Researchers might know perfectly well what a so-called tidal disruption - or stellar collapse – is, but it has hitherto been hard to come to grips with this devouring event and find evidence (if any) of X-ray emissions that can establish the presence of an accretion disc, typically formed by diffuse material around a massive star.
However, now, using optical ultraviolet observations of a tidal disruption event, astronomers have managed to pin down the alternating light, which is expected for a rotating accretion disc, as follows from a study due to be published in The Astrophysical Journal.
“… For most TDEs, we don't see X-rays - they mostly shine in the ultraviolet and optical wavelengths - so it was suggested that, instead of a disc, we're seeing emissions from the collision of stellar debris streams”, explained one member of the research group, astronomer Tiara Hung of the University of California Santa Cruz.
According to her colleague from the same university, astrophysicist Enrico Ramirez-Ruiz, the recent study is the first solid proof that accretion discs form in these events, irrespective of whether or not we see X-rays.
The said disruption took place in the centre of a galaxy called 2MASS J10065085+0141342, located 624 million light-years away.
In late 2018, the astronomers first spotted a unique flare indicating that a supermassive black hole therein was shredding a star, and the researchers analysed multiple wavelengths as the light evolved and grew in size, in a tidal disruption event named AT 2018hyz at the time.
Later, they managed to conclude that a giant black hole exceeding the mass of the Sun by several million times had disrupted the star, leaving a curious thing visible - a double peak in the so-called Balmer emission, generated when electrons in hydrogen atoms transit to a lower energy level.

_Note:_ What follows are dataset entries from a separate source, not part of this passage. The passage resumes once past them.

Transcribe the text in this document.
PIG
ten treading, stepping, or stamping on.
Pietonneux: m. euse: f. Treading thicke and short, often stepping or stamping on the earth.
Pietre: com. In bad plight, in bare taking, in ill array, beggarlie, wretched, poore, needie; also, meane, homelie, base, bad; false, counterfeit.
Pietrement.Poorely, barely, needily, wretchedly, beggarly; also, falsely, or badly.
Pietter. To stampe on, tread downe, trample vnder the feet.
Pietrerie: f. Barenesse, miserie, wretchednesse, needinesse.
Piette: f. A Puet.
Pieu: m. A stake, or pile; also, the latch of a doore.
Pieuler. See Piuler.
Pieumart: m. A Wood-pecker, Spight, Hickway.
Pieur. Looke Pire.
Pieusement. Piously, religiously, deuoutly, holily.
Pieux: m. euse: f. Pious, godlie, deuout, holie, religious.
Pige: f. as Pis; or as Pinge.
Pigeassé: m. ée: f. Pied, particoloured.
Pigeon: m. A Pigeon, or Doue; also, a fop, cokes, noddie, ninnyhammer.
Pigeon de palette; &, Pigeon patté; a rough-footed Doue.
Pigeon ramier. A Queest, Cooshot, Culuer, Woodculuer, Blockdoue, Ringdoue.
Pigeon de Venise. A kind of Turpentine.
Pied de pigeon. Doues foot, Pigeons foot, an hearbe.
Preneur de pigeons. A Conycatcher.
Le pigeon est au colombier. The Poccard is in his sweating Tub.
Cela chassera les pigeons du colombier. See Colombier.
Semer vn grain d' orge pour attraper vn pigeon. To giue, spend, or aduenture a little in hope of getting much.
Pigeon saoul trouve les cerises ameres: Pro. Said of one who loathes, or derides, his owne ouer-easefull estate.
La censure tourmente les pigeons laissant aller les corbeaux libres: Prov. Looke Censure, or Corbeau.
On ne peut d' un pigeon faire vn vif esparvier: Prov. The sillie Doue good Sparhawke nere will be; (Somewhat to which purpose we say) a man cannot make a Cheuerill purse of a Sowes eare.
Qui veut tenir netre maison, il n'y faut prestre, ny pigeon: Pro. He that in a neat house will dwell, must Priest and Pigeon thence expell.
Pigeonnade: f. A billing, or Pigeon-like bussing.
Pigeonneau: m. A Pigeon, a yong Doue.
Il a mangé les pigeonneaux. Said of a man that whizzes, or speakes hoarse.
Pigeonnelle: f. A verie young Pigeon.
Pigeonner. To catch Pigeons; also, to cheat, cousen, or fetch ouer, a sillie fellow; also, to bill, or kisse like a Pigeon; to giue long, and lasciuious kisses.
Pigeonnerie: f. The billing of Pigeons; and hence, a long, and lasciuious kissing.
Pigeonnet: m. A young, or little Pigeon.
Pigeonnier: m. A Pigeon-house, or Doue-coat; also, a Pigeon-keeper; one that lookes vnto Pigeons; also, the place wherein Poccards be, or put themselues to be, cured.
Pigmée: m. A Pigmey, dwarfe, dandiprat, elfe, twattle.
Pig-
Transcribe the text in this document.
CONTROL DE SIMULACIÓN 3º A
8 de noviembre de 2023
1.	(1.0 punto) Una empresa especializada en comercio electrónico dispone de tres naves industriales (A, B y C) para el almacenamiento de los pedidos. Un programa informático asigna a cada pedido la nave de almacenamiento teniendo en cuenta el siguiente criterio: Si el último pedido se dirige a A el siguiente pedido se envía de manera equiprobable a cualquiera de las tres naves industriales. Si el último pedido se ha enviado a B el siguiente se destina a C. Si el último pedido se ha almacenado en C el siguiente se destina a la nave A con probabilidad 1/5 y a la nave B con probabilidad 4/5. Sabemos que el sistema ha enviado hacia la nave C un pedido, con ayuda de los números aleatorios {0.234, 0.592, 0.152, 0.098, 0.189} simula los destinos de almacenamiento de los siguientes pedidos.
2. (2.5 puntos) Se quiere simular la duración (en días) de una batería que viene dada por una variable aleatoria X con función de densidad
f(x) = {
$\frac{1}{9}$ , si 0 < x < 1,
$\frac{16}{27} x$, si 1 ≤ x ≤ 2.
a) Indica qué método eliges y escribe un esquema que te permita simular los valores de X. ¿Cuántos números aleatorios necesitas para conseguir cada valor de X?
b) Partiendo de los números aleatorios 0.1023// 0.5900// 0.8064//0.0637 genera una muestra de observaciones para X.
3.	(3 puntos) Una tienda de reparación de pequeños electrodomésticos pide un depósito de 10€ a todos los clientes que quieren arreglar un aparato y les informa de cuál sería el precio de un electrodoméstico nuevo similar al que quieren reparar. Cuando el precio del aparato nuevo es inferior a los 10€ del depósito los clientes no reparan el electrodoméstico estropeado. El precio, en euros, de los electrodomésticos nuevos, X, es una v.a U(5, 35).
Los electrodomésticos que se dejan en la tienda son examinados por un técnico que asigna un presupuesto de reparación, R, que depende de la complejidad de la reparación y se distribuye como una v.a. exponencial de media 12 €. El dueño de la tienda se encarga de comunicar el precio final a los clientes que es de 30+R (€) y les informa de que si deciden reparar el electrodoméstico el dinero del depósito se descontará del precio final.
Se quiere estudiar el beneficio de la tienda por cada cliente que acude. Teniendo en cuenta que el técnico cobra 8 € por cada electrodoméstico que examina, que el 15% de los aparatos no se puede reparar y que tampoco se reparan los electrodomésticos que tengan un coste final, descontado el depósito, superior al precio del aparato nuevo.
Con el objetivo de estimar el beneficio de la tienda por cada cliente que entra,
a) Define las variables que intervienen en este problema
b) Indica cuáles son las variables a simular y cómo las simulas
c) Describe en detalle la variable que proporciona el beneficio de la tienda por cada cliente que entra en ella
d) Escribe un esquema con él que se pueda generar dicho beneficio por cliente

"What stood out was the hydrogen line - the emission from hydrogen gas - which had a double-peaked profile that was unlike any other TDE we'd seen", said astrophysicist Ryan Foley of the UCSC, explaining that the double peak in an active galactic nucleus is largely taken as evidence of an accretion disc.
Waves of light that are emitted from something moving towards us tend to be shorter on the blue side of the spectrum, or blueshifted. Yet, light waves from a shrinking object are lengthened, or redshifted. The evidence of both of these shifts comes in handy not merely in determining rotation as such, but the velocity of this rotation.
"Our simulations show that what we observe is very sensitive to the inclination. There is a preferred orientation to see these double-peak features, and a different orientation to see X-ray emissions”, according to Enrico Ramirez-Ruiz, who in 2018 co-authored a paper presenting a unified model for tidal disruption events.
The team moved on to make further multi-wavelength observations, likening them to other TDEs, and finally arrived at conclusions that the accretion disc was made up of around five percent of the star’s initial mass and that it formed quickly, within just one month. A similar conclusion was, incidentally, reached by an international team of researchers led by astronomer Phil Short of the University of Edinburgh in Scotland.
In a pre-print arXiv paper, Short and his team note that "AT 2018hyz is the first TDE in which clear, double-peaked emission lines have been observed and provides strong observational evidence that accretion discs form in at least some TDEs and are a significant source of the observed luminosity".